The report also suggests that the studies carried out show that belief is pivotal when dealing with issues such as the downward turn. With reference to a social forecaster at the Henley Centre, Chad Wallens, he surveyed and monitored middle-class Britons beliefs about income. His findings were that “the people who feel wealthiest, and those who feel poorest, actually have almost the same amount of money at their disposal. Their attitudes and behaviour patterns, however, are different from one another.” It’s almost like the question, is your glass half full or half empty syndrome.

Nevertheless, optimists are also defined as being more robust. In a study at the Yale university, 660 volunteers researched by psychologist Dr Becca Levy, found that thinking positively adds an average of 7 years to your life. This is useful as it has been argued that stress is a cause of premature death.

Furthermore in another study carried out at Harvard Medical school, 670 men found that the optimists have significantly better lung function. Leading author, Dr Rosalind Wright, believes that attitude somehow strengthens the immune system. “Preliminary studies on heart patients suggest that, by changing a person’s outlook, you can improve their mortality risk,” she says.

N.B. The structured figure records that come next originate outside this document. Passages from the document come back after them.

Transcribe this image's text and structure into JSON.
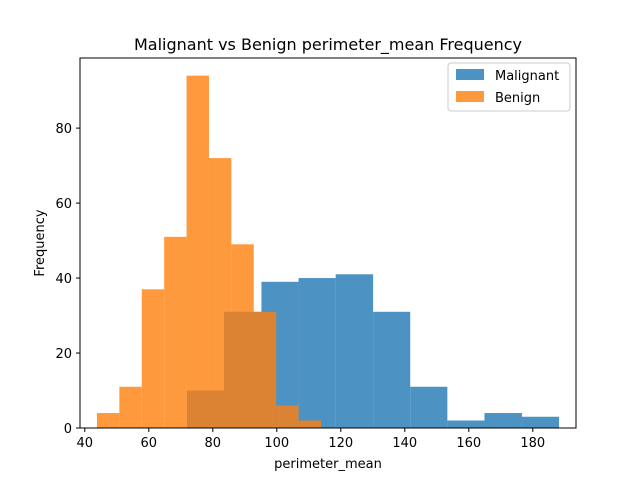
{
  "chart_data": {
    "type": "bar",
    "title": "Malignant vs Benign perimeter_mean Frequency",
    "xlabel": "perimeter_mean",
    "ylabel": "Frequency",
    "xlim": [
      38.5,
      193.5
    ],
    "ylim": [
      0,
      98.7
    ],
    "xticks": [
      40,
      60,
      80,
      100,
      120,
      140,
      160,
      180
    ],
    "yticks": [
      0,
      20,
      40,
      60,
      80
    ],
    "legend_position": "top-right",
    "series": [
      {
        "name": "Malignant",
        "color": "#1f77b4",
        "opacity": 0.8,
        "bin_edges": [
          71.9,
          83.5,
          95.2,
          106.8,
          118.4,
          130.1,
          141.7,
          153.3,
          164.9,
          176.6,
          188.2
        ],
        "values": [
          10,
          31,
          39,
          40,
          41,
          31,
          11,
          2,
          4,
          3
        ]
      },
      {
        "name": "Benign",
        "color": "#ff7f0e",
        "opacity": 0.8,
        "bin_edges": [
          43.8,
          50.8,
          57.8,
          64.8,
          71.8,
          78.8,
          85.8,
          92.8,
          99.8,
          106.8,
          113.8
        ],
        "values": [
          4,
          11,
          37,
          51,
          94,
          72,
          49,
          31,
          6,
          2
        ]
      }
    ]
  }
}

Moreover, Naish states that few “studies have tried to ascertain the proportion of optimists in the world. But a 1995 nationwide survey conducted for the American magazine Adweek found that about half the population counted themselves as optimists, with women slightly more apt than men (53 per cent versus 48 per cent) to see the sunny side”.

Moving on and evaluating the significance of resilience, identified earlier. The American Psychological Association defines resilience as the ability to adapt in the face of adversity, trauma or tragedy. A resilient person may go through difficulty and uncertainty, but he or she will doggedly bounce back.

However being optimistic is vital when acquiring resilience. It has been argued that that resilient people learn to hold on to their sense of humour and this can help them to keep a flexible attitude when big changes of plan are warranted. The ability to accept your lot with equanimity also plays an important role, according to Yale University investigators in the Annual Review of Clinical Psychology.

Notably, one of the best ways in developing resilience is through experiencing difficulties whilst growing up. Steven Stack a sociologist reports in the Journal of Social Psychology. For example, short men are less likely to commit suicide than tall guys, he says, because shorties develop psychological defence skills to handle the bullies and mickey-taking that their lack of stature attracts. Their counterparts who have survived adversity growing up can get derailed by setbacks later on because they’ve never been protected against aggression.

All is not lost on the adversity-free youths, practising proactive optimism can help you to become more resilient. Studies of resilient people show that they take more risks; they court failure and learn not to fear it.

Finally, it has been claimed that resilient people are generally more open that their counterparts. They have had to bounce back on several levels, but it is all part of the process of acquiring skills. Furthermore, it’s about optimistic risk-taking - being confident that people will like you. Simply smiling and being warm to people can help. Remember the old addage, hard times can bring out the best in you.

It would be very interesting to hear your views, and on a very final note, my glass is always half full!